そこで、口色川区ではできる範囲から行動を起こそうと皆で話し合った。現在は、区内の空き家を対象に、所在地や所有者の情報に加え、建物の状態を示す「修繕ランク」を設定した「空き家リスト」を作成。どの家にどの程度の手入れが必要かを整理・可視化することで、無理のない形での活用を目指す一歩になると考えている。
今後は、修繕ランクや立地条件、所有者の意向等を踏まえ、ブルーシートでの屋根の補修や庭地の手入れ、換気など最低限の修繕・管理を行い、移住希望者が現れたときにいつでもつなげるようにする考えだ。

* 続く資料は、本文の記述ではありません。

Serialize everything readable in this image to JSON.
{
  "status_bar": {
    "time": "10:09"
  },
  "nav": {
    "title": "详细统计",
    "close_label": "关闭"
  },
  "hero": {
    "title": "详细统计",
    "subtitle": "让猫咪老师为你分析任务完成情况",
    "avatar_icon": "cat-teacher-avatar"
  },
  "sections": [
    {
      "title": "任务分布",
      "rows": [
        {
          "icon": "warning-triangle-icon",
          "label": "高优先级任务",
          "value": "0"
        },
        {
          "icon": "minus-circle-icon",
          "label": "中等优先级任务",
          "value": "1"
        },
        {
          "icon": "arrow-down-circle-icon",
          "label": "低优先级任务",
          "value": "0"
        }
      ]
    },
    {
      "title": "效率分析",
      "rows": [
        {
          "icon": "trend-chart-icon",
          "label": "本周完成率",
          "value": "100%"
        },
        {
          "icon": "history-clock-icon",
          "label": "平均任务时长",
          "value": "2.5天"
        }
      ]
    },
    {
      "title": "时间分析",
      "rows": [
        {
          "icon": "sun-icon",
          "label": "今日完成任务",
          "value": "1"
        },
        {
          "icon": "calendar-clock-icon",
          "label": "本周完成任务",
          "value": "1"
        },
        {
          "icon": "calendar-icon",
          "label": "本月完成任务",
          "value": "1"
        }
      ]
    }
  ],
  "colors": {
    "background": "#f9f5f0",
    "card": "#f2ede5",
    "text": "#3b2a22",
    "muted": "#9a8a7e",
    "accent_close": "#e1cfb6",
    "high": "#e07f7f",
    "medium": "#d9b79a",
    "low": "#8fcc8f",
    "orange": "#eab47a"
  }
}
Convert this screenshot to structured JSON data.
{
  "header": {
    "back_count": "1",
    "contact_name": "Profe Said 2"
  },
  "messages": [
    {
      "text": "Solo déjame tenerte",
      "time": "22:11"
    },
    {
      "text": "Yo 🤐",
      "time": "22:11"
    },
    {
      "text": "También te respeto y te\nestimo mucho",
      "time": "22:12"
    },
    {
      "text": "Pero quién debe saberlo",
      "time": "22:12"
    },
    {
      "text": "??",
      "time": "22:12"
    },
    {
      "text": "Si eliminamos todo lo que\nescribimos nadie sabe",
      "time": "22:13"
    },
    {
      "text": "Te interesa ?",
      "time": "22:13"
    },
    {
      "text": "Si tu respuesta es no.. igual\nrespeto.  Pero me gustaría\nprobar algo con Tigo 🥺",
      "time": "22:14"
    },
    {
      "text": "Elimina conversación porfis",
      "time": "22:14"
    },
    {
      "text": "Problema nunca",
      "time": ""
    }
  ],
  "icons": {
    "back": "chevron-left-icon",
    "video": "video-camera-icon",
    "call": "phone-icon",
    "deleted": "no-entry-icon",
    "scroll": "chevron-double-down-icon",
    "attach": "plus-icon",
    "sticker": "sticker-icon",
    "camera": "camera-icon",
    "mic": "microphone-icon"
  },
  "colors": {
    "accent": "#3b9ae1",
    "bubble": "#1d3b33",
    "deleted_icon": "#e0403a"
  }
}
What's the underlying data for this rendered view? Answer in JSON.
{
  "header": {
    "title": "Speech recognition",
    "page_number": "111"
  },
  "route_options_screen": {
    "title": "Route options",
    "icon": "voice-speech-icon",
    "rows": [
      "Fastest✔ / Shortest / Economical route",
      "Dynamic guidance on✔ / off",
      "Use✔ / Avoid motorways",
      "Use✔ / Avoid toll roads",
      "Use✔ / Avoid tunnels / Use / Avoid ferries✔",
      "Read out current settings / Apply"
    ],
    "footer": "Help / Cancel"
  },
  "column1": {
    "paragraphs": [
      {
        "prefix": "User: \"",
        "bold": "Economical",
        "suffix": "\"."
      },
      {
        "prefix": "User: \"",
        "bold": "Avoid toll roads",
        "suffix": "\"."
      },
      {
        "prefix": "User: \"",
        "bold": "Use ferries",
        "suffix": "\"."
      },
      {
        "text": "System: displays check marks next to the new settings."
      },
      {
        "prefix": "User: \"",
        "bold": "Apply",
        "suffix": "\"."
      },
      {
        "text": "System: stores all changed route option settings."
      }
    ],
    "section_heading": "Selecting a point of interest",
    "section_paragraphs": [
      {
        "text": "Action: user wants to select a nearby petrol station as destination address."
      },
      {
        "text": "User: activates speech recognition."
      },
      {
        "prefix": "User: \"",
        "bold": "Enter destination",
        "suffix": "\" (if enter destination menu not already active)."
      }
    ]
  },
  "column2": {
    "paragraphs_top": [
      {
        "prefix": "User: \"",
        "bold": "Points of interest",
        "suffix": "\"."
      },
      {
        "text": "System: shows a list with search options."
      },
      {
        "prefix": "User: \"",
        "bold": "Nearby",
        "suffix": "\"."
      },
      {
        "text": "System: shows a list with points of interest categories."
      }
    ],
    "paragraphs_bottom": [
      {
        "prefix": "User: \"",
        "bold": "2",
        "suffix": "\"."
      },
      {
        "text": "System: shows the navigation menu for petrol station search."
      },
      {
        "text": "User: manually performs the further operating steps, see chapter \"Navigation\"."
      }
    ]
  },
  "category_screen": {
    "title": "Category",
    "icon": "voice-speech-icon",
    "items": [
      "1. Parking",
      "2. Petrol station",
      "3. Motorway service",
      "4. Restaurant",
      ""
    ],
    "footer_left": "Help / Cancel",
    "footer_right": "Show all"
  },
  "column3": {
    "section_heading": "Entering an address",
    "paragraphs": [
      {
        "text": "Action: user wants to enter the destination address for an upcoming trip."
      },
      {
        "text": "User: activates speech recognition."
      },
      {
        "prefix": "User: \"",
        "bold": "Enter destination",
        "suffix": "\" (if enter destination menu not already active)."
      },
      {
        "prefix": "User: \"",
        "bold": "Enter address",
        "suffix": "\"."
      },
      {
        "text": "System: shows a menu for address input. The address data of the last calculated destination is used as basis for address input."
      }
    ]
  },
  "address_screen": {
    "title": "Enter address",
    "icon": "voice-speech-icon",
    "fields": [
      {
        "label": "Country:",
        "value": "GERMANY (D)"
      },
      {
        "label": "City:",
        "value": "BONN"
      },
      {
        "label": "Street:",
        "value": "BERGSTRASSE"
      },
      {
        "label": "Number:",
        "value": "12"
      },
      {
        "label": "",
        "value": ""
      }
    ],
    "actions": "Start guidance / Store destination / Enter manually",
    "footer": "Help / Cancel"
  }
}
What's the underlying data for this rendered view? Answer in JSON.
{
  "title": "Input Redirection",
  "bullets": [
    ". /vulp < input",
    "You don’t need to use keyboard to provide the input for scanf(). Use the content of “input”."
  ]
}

直近では、区の出役の際に、リストにある空き家の草刈り等を有志で行った。今後も所有者の許可を得た住宅はリストに追加し、必要であれば草刈り等を行う予定だ。
たとえすぐに定住につながらなくても、地域の集まりの場や居住体験など、空き家にはさまざまな可能性がある。増える空き家を「負担」ではなく、色川の未来につなぐ「資源」として生かしていきたい。